The deduplication of semantically similar hypotheses uses a hierarchical clustering pipeline: the text -based text with LLM combined with semantic equivalence in pairs guarantee that the final output set only includes really distinct discoveries.

Alignment and human interpretability

Alignment with human scientific intuition is a key reference. In a structured human assessment (with examiners with STEM history at the MS / PHD level), 67% of the assumptions that the autods deemed surprising were also considered surprising by experts in the field. In addition, the Bayesian surprise metrics of Autods drew more closely with human judgment than proxy measures such as “interest” or “utility” provided.

Interestingly, the nature and the direction of surprising belief changes varied according to the scientific field – lightning, for example, that confirming claims often require stronger evidence to be convincingly than new falsifications.

Practical considerations and future perspectives

Autods have high implementation and experimental validity, with more than 98% of the discoveries evaluated correctly implemented by human examiners. While the current pipelines depend on LLMS led by API and therefore faced latency constraints, the team has also explored an implementation of “programmatic research” which provides much faster, although less rich results.

Although Autods is currently a research prototype (with the opening of the planned open source), its architecture and its empirical success trace a convincing path for the scientific sciences and focused on AI.

Conclusion

Autods represent a significant increase in autonomous scientific reasoning. By going from research focused on objectives to an autonomous exploration based on curiosity – and to the implementation of its research in the Bayesian surprise – this indicates the way towards future AI systems capable of completing, accelerating or even directing scientific discovery independently.

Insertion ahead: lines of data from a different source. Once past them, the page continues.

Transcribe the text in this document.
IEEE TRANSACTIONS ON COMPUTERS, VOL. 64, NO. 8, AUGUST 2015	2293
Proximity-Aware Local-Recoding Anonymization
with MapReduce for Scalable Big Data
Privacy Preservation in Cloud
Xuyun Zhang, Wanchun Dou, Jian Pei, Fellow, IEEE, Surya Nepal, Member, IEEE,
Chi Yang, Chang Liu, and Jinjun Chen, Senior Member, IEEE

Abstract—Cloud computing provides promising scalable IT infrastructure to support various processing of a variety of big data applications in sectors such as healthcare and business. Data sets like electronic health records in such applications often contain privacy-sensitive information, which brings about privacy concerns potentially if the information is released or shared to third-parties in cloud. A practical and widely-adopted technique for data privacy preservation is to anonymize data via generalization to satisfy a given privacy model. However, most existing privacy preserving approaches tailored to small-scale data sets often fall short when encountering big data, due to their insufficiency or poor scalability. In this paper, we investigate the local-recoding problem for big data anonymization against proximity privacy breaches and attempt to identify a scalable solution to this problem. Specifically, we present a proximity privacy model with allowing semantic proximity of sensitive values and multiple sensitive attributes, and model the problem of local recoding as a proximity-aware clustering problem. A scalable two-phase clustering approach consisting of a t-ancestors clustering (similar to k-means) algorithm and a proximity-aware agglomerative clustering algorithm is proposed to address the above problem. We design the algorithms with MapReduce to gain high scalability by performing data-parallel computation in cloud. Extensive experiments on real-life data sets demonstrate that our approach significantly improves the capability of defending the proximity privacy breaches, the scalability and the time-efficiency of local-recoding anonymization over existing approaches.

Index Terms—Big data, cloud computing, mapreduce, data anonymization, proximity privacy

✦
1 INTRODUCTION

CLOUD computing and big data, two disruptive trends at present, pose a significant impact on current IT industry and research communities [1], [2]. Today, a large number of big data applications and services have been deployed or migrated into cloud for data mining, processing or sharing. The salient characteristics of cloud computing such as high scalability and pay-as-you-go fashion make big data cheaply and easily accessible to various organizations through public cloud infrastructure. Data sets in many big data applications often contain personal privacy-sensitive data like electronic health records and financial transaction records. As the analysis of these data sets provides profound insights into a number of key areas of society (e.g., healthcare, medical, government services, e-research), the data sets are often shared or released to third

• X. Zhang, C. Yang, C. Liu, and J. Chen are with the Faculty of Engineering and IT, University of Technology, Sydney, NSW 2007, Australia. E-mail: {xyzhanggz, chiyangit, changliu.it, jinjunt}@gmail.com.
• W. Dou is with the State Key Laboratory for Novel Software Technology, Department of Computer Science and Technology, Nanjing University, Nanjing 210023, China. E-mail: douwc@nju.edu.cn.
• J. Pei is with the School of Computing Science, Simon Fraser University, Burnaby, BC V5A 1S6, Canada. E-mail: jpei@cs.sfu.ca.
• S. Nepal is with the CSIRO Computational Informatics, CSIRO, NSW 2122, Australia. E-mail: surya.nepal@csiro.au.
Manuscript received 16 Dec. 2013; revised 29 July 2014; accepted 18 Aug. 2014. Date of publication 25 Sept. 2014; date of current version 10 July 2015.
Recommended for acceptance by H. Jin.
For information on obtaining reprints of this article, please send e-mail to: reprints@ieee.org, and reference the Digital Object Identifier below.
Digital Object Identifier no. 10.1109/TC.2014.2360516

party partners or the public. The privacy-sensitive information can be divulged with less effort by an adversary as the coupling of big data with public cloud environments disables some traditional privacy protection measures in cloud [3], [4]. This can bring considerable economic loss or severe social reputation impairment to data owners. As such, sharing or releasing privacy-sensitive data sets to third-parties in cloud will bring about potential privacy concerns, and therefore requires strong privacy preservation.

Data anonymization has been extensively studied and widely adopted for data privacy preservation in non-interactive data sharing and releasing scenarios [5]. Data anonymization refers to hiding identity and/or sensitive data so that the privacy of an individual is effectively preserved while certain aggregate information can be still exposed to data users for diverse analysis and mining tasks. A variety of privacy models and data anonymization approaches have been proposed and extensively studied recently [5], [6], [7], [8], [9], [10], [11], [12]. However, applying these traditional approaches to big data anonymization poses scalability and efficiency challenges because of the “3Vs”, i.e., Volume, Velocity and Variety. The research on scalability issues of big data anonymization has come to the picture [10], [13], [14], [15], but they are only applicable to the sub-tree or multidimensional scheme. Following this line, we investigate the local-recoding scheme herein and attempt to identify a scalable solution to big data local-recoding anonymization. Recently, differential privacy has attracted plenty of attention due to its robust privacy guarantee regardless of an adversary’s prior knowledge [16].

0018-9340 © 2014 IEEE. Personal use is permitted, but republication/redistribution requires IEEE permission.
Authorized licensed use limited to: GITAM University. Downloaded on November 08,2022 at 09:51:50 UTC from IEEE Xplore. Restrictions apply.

Discover the Paper,, GitHub page And Blog. All the merit of this research goes to researchers in this project.

Sponsorship opportunity: Reach the most influential AI developers in the United States and Europe. 1M + monthly players, 500K + community manufacturers, endless possibilities. (Explore sponsorship)


Screen Shot 2021 09 14 at 9.02.24 AM

Asif Razzaq is the CEO of Marktechpost Media Inc .. as a visionary entrepreneur and engineer, AIF undertakes to exploit the potential of artificial intelligence for social good. His most recent company is the launch of an artificial intelligence media platform, Marktechpost, which stands out from its in-depth coverage of automatic learning and in-depth learning news which are both technically solid and easily understandable by a large audience. The platform has more than 2 million monthly views, illustrating its popularity with the public.

Leave a Comment

This site uses Akismet to reduce spam. Learn how your comment data is processed.